> tunstall | variable | fixed <
// Tunstall Coding - Variable-to-fixed length optimal compression
V2F Encoding
Maps variable-length sequences to fixed-length codes.
Probability-Based
Dictionary built using symbol probability distribution.
Easy Decoding
Fixed-length codes enable simple, fast decoding.
>> technical info
How Tunstall Coding Works:
Tunstall coding builds a dictionary of variable-length sequences mapped to fixed-length binary codes. Starting with single symbols, it iteratively expands the highest-probability sequence by appending each alphabet symbol. This creates an optimal variable-to-fixed length code where more probable sequences get their own codewords.
Tunstall Example:
Text: 'aabaa' with P(a)=0.8, P(b)=0.2 Dictionary building (3-bit codes): Initial: a, b Expand 'a': aa, ab Expand 'aa': aaa, aab Expand 'ab': aba, abb Final dictionary (8 codes): aaa → 000 aab → 001 aba → 010 abb → 011 aa → 100 ab → 101 a → 110 b → 111 Encoding: 'aabaa' → 001 100 (aab + aa)
Why Use Tunstall Coding:
- ▸Fixed-length output codes
- ▸Simple decoder implementation
- ▸No synchronization issues
- ▸Good for hardware implementation
- ▸Optimal for memoryless sources
>> frequently asked questions
What is Tunstall coding?
Tunstall coding is a variable-to-fixed length entropy encoding method. Unlike Huffman (fixed-to-variable), Tunstall maps variable-length source sequences to fixed-length codewords, making it ideal for applications requiring constant-rate output.

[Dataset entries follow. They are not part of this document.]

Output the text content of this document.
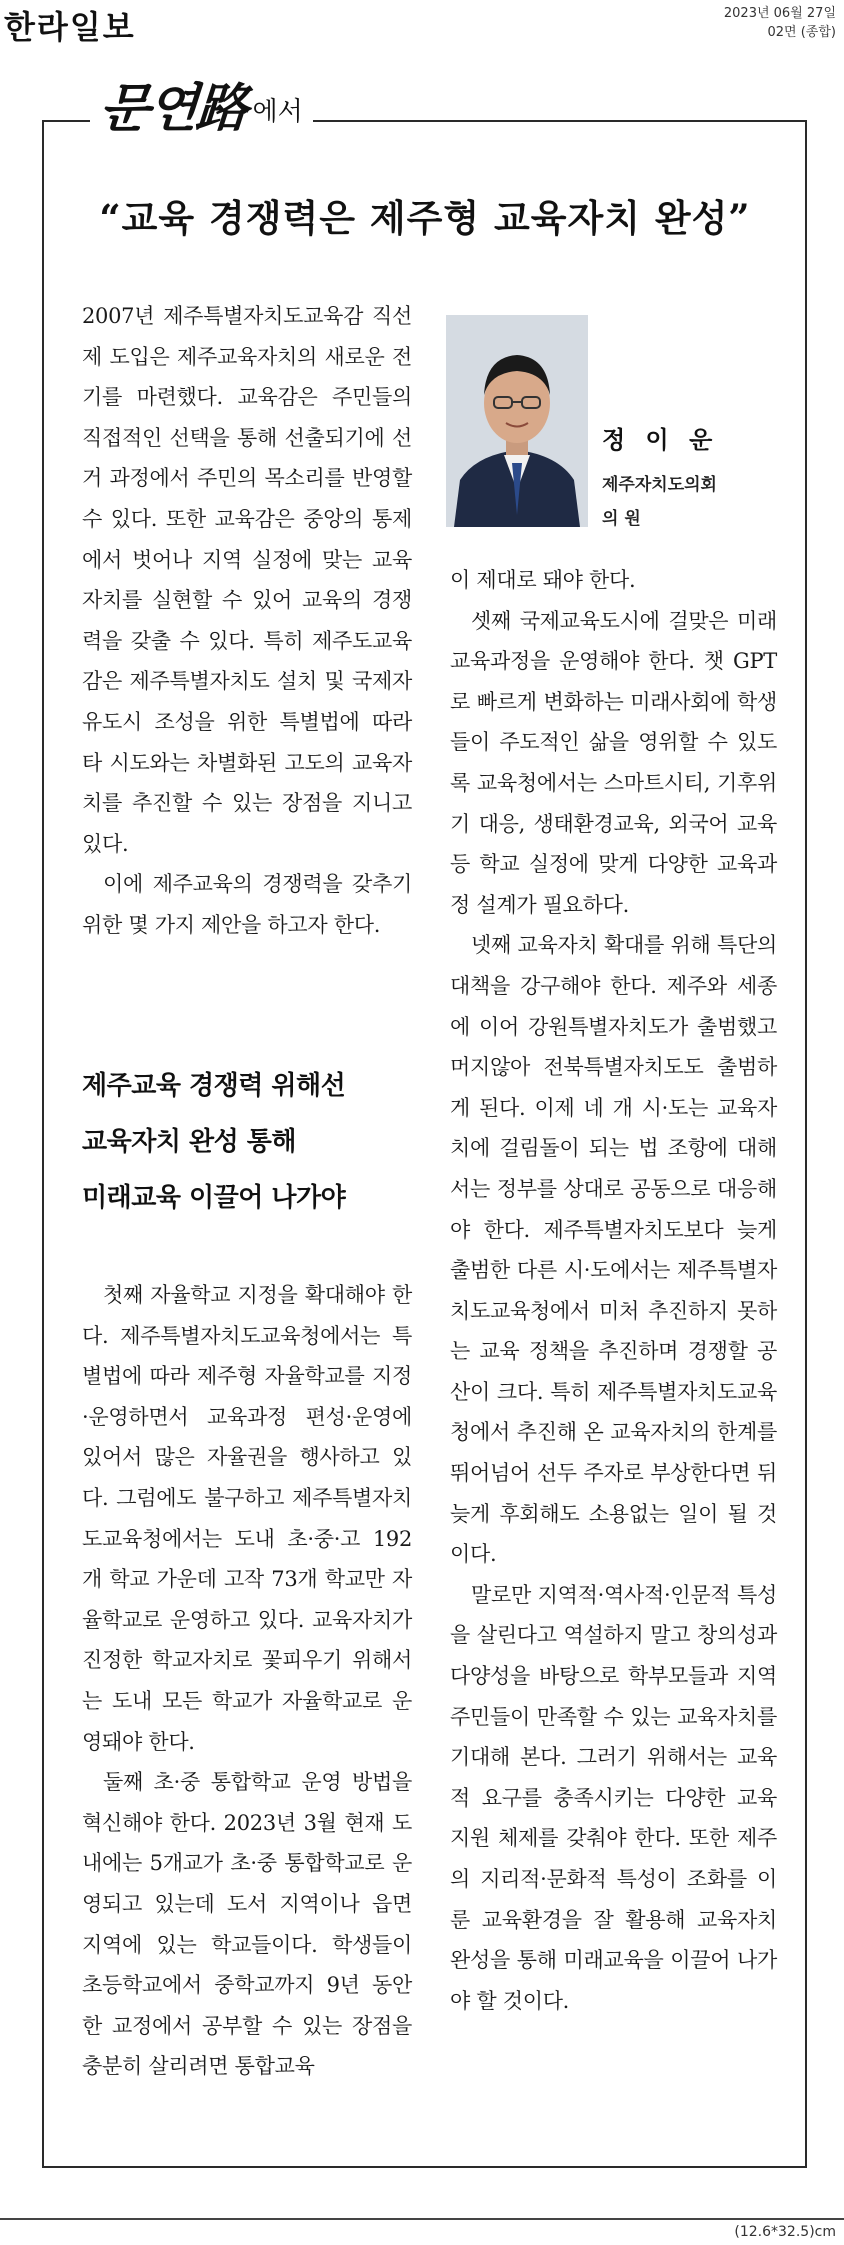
한라일보	2023년 06월 27일
02면 (종합)
문연路 에서
“교육 경쟁력은 제주형 교육자치 완성”

2007년 제주특별자치도교육감 직선제 도입은 제주교육자치의 새로운 전기를 마련했다. 교육감은 주민들의 직접적인 선택을 통해 선출되기에 선거 과정에서 주민의 목소리를 반영할 수 있다. 또한 교육감은 중앙의 통제에서 벗어나 지역 실정에 맞는 교육자치를 실현할 수 있어 교육의 경쟁력을 갖출 수 있다. 특히 제주도교육감은 제주특별자치도 설치 및 국제자유도시 조성을 위한 특별법에 따라 타 시도와는 차별화된 고도의 교육자치를 추진할 수 있는 장점을 지니고 있다.

이에 제주교육의 경쟁력을 갖추기 위한 몇 가지 제안을 하고자 한다.

제주교육 경쟁력 위해선
교육자치 완성 통해
미래교육 이끌어 나가야

첫째 자율학교 지정을 확대해야 한다. 제주특별자치도교육청에서는 특별법에 따라 제주형 자율학교를 지정·운영하면서 교육과정 편성·운영에 있어서 많은 자율권을 행사하고 있다. 그럼에도 불구하고 제주특별자치도교육청에서는 도내 초·중·고 192개 학교 가운데 고작 73개 학교만 자율학교로 운영하고 있다. 교육자치가 진정한 학교자치로 꽃피우기 위해서는 도내 모든 학교가 자율학교로 운영돼야 한다.

둘째 초·중 통합학교 운영 방법을 혁신해야 한다. 2023년 3월 현재 도내에는 5개교가 초·중 통합학교로 운영되고 있는데 도서 지역이나 읍면 지역에 있는 학교들이다. 학생들이 초등학교에서 중학교까지 9년 동안 한 교정에서 공부할 수 있는 장점을 충분히 살리려면 통합교육

정 이 운
제주자치도의회
의 원

이 제대로 돼야 한다.

셋째 국제교육도시에 걸맞은 미래교육과정을 운영해야 한다. 챗 GPT로 빠르게 변화하는 미래사회에 학생들이 주도적인 삶을 영위할 수 있도록 교육청에서는 스마트시티, 기후위기 대응, 생태환경교육, 외국어 교육 등 학교 실정에 맞게 다양한 교육과정 설계가 필요하다.

넷째 교육자치 확대를 위해 특단의 대책을 강구해야 한다. 제주와 세종에 이어 강원특별자치도가 출범했고 머지않아 전북특별자치도도 출범하게 된다. 이제 네 개 시·도는 교육자치에 걸림돌이 되는 법 조항에 대해서는 정부를 상대로 공동으로 대응해야 한다. 제주특별자치도보다 늦게 출범한 다른 시·도에서는 제주특별자치도교육청에서 미처 추진하지 못하는 교육 정책을 추진하며 경쟁할 공산이 크다. 특히 제주특별자치도교육청에서 추진해 온 교육자치의 한계를 뛰어넘어 선두 주자로 부상한다면 뒤늦게 후회해도 소용없는 일이 될 것이다.

말로만 지역적·역사적·인문적 특성을 살린다고 역설하지 말고 창의성과 다양성을 바탕으로 학부모들과 지역 주민들이 만족할 수 있는 교육자치를 기대해 본다. 그러기 위해서는 교육적 요구를 충족시키는 다양한 교육 지원 체제를 갖춰야 한다. 또한 제주의 지리적·문화적 특성이 조화를 이룬 교육환경을 잘 활용해 교육자치 완성을 통해 미래교육을 이끌어 나가야 할 것이다.

(12.6*32.5)cm
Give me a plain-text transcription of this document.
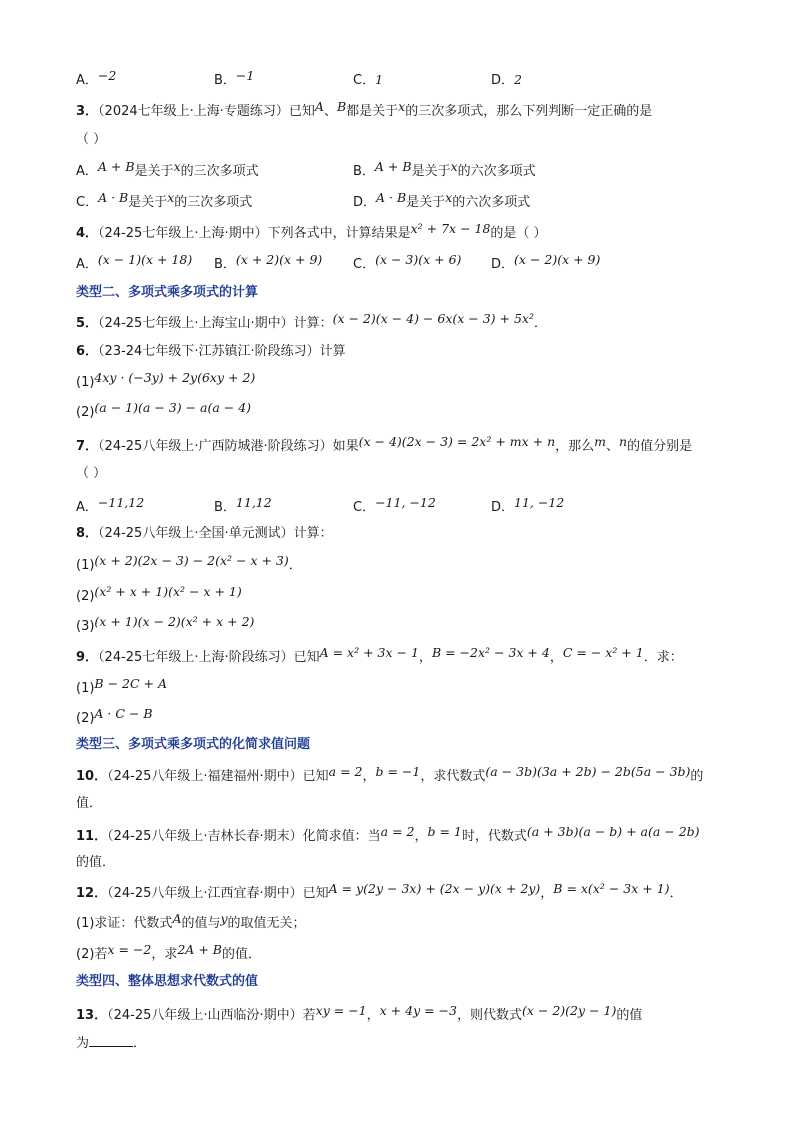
A．−2	B．−1	C．1	D．2
3．（2024七年级上·上海·专题练习）已知A、B都是关于x的三次多项式，那么下列判断一定正确的是
（ ）
A．A + B是关于x的三次多项式	B．A + B是关于x的六次多项式
C．A · B是关于x的三次多项式	D．A · B是关于x的六次多项式
4．（24-25七年级上·上海·期中）下列各式中，计算结果是x² + 7x − 18的是（ ）
A．(x − 1)(x + 18) B．(x + 2)(x + 9) C．(x − 3)(x + 6) D．(x − 2)(x + 9)
类型二、多项式乘多项式的计算
5．（24-25七年级上·上海宝山·期中）计算：(x − 2)(x − 4) − 6x(x − 3) + 5x²．
6．（23-24七年级下·江苏镇江·阶段练习）计算
(1)4xy · (−3y) + 2y(6xy + 2)
(2)(a − 1)(a − 3) − a(a − 4)
7．（24-25八年级上·广西防城港·阶段练习）如果(x − 4)(2x − 3) = 2x² + mx + n，那么m、n的值分别是
（ ）
A．−11,12	B．11,12	C．−11, −12	D．11, −12
8．（24-25八年级上·全国·单元测试）计算：
(1)(x + 2)(2x − 3) − 2(x² − x + 3)．
(2)(x² + x + 1)(x² − x + 1)
(3)(x + 1)(x − 2)(x² + x + 2)
9．（24-25七年级上·上海·阶段练习）已知A = x² + 3x − 1，B = −2x² − 3x + 4，C = − x² + 1．求：
(1)B − 2C + A
(2)A · C − B
类型三、多项式乘多项式的化简求值问题
10．（24-25八年级上·福建福州·期中）已知a = 2，b = −1，求代数式(a − 3b)(3a + 2b) − 2b(5a − 3b)的
值．
11．（24-25八年级上·吉林长春·期末）化简求值：当a = 2，b = 1时，代数式(a + 3b)(a − b) + a(a − 2b)
的值．
12．（24-25八年级上·江西宜春·期中）已知A = y(2y − 3x) + (2x − y)(x + 2y)，B = x(x² − 3x + 1)．
(1)求证：代数式A的值与y的取值无关；
(2)若x = −2，求2A + B的值．
类型四、整体思想求代数式的值
13．（24-25八年级上·山西临汾·期中）若xy = −1，x + 4y = −3，则代数式(x − 2)(2y − 1)的值
为	．
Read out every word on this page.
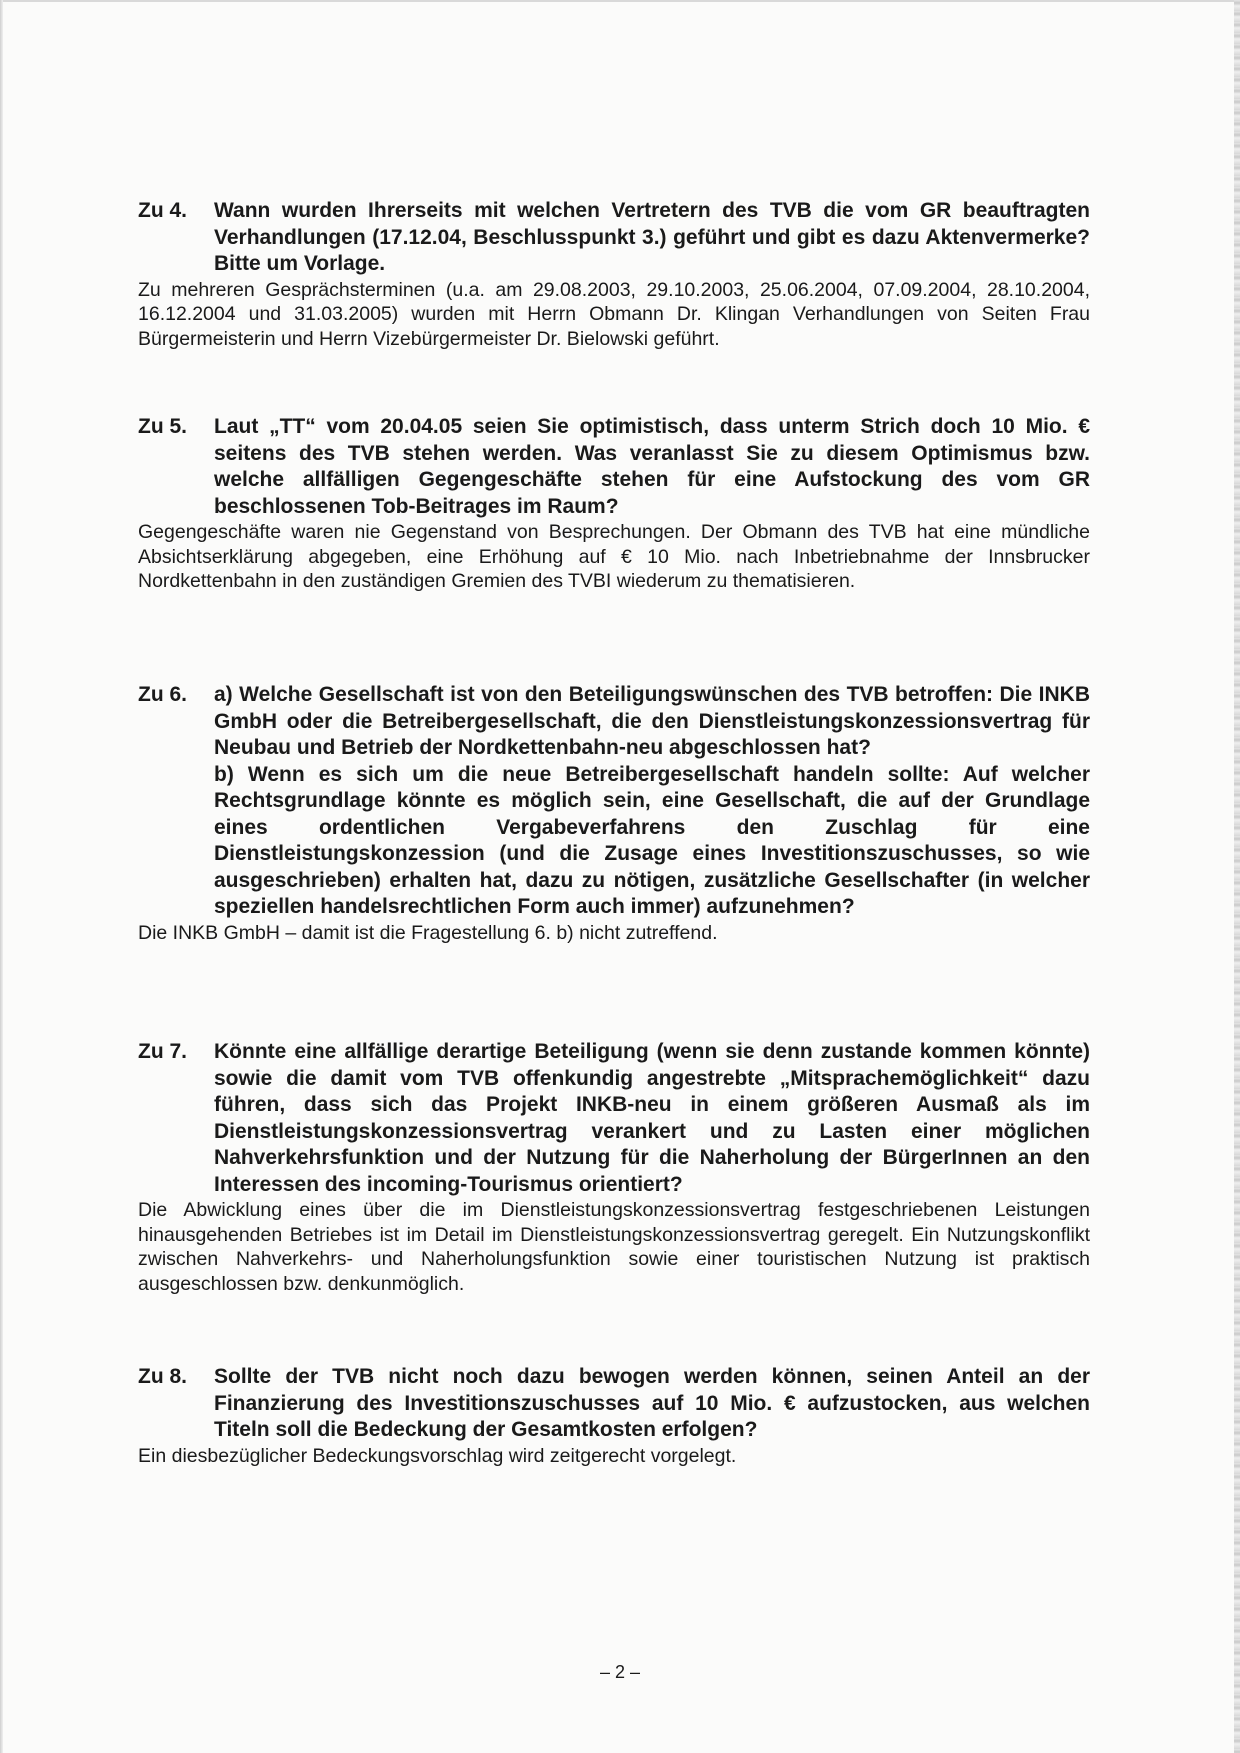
Zu 4. Wann wurden Ihrerseits mit welchen Vertretern des TVB die vom GR beauftragten Verhandlungen (17.12.04, Beschlusspunkt 3.) geführt und gibt es dazu Aktenvermerke? Bitte um Vorlage.

Zu mehreren Gesprächsterminen (u.a. am 29.08.2003, 29.10.2003, 25.06.2004, 07.09.2004, 28.10.2004, 16.12.2004 und 31.03.2005) wurden mit Herrn Obmann Dr. Klingan Verhandlungen von Seiten Frau Bürgermeisterin und Herrn Vizebürgermeister Dr. Bielowski geführt.

Zu 5. Laut „TT“ vom 20.04.05 seien Sie optimistisch, dass unterm Strich doch 10 Mio. € seitens des TVB stehen werden. Was veranlasst Sie zu diesem Optimismus bzw. welche allfälligen Gegengeschäfte stehen für eine Aufstockung des vom GR beschlossenen Tob-Beitrages im Raum?

Gegengeschäfte waren nie Gegenstand von Besprechungen. Der Obmann des TVB hat eine mündliche Absichtserklärung abgegeben, eine Erhöhung auf € 10 Mio. nach Inbetriebnahme der Innsbrucker Nordkettenbahn in den zuständigen Gremien des TVBI wiederum zu thematisieren.

Zu 6. a) Welche Gesellschaft ist von den Beteiligungswünschen des TVB betroffen: Die INKB GmbH oder die Betreibergesellschaft, die den Dienstleistungskonzessionsvertrag für Neubau und Betrieb der Nordkettenbahn-neu abgeschlossen hat?

b) Wenn es sich um die neue Betreibergesellschaft handeln sollte: Auf welcher Rechtsgrundlage könnte es möglich sein, eine Gesellschaft, die auf der Grundlage eines ordentlichen Vergabeverfahrens den Zuschlag für eine Dienstleistungskonzession (und die Zusage eines Investitionszuschusses, so wie ausgeschrieben) erhalten hat, dazu zu nötigen, zusätzliche Gesellschafter (in welcher speziellen handelsrechtlichen Form auch immer) aufzunehmen?

Die INKB GmbH – damit ist die Fragestellung 6. b) nicht zutreffend.

Zu 7. Könnte eine allfällige derartige Beteiligung (wenn sie denn zustande kommen könnte) sowie die damit vom TVB offenkundig angestrebte „Mitsprachemöglichkeit“ dazu führen, dass sich das Projekt INKB-neu in einem größeren Ausmaß als im Dienstleistungskonzessionsvertrag verankert und zu Lasten einer möglichen Nahverkehrsfunktion und der Nutzung für die Naherholung der BürgerInnen an den Interessen des incoming-Tourismus orientiert?

Die Abwicklung eines über die im Dienstleistungskonzessionsvertrag festgeschriebenen Leistungen hinausgehenden Betriebes ist im Detail im Dienstleistungskonzessionsvertrag geregelt. Ein Nutzungskonflikt zwischen Nahverkehrs- und Naherholungsfunktion sowie einer touristischen Nutzung ist praktisch ausgeschlossen bzw. denkunmöglich.

Zu 8. Sollte der TVB nicht noch dazu bewogen werden können, seinen Anteil an der Finanzierung des Investitionszuschusses auf 10 Mio. € aufzustocken, aus welchen Titeln soll die Bedeckung der Gesamtkosten erfolgen?

Ein diesbezüglicher Bedeckungsvorschlag wird zeitgerecht vorgelegt.

– 2 –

Tunstall vs Huffman coding?
Huffman: fixed input → variable output (e.g., 'a' → '0', 'b' → '10'). Tunstall: variable input → fixed output (e.g., 'aa' → '000', 'ab' → '001'). Tunstall is better for hardware and synchronization but typically achieves lower compression ratios.
How is the dictionary built?
Start with single symbols. Repeatedly: 1) Find the sequence with highest probability, 2) Remove it and add all possible one-symbol extensions, 3) Continue until reaching desired dictionary size (2^n for n-bit codes).
Where is Tunstall coding used?
Tunstall coding is used in speech compression, image coding, and situations requiring fixed-rate output. It's particularly valuable in hardware implementations and real-time systems where variable-length codes would complicate timing.